Connection with yourself, as you listen inward, sensing what your body and soul are asking for, and allowing the emotions moving through you to have space.
Connection with others, as you stand shoulder to shoulder in shared reality, without persuading, explaining, or defending.
Connection with meaning, as your actions align with your values and give direction to what has been stirred inside.
Together, these three create nervous system coherence.
After protesting, you may notice deeper sleep, fuller breaths, or a return of emotional presence. You may also feel tender, raw, or spent. All of it is normal. Movement releases what has been held.
After the Protest Ends
What matters just as much as showing up is how we come back down.

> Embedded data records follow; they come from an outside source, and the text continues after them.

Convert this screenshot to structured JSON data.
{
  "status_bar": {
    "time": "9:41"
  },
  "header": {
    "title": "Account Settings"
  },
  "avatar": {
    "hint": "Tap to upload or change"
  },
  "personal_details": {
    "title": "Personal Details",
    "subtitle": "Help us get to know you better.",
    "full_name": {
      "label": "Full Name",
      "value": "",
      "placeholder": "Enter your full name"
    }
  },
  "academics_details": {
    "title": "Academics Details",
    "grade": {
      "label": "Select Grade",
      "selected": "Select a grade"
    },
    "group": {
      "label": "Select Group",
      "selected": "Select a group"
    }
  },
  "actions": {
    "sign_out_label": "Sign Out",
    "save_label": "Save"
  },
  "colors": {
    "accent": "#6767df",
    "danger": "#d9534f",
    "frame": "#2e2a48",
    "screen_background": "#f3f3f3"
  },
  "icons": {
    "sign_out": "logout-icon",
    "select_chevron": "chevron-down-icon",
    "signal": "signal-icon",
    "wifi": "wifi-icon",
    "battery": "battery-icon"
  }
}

The nervous system needs time to settle after activation. Gentle movement, hydration, quiet, touch, and rest help integrate what was released. Talking with someone who understands, or simply sitting together without words, allows the body to return to baseline without snapping back into numbness.
Protest opens the door. Integration helps us walk through it.
Doing Something Changes Us
In times of collective trauma, doing something does not mean fixing everything. It means staying in relationship with ourselves and with each other.
Protest reminds the nervous system that we are alive, connected, and responsive. It transforms stored anger into movement, isolation into belonging, and helplessness into participation.
We are not meant to carry collective pain alone, silently, or motionless.
Sometimes healing begins not with answers, but with our bodies moving together, saying in unison: We are here. We see this. And we are not disconnected from one another.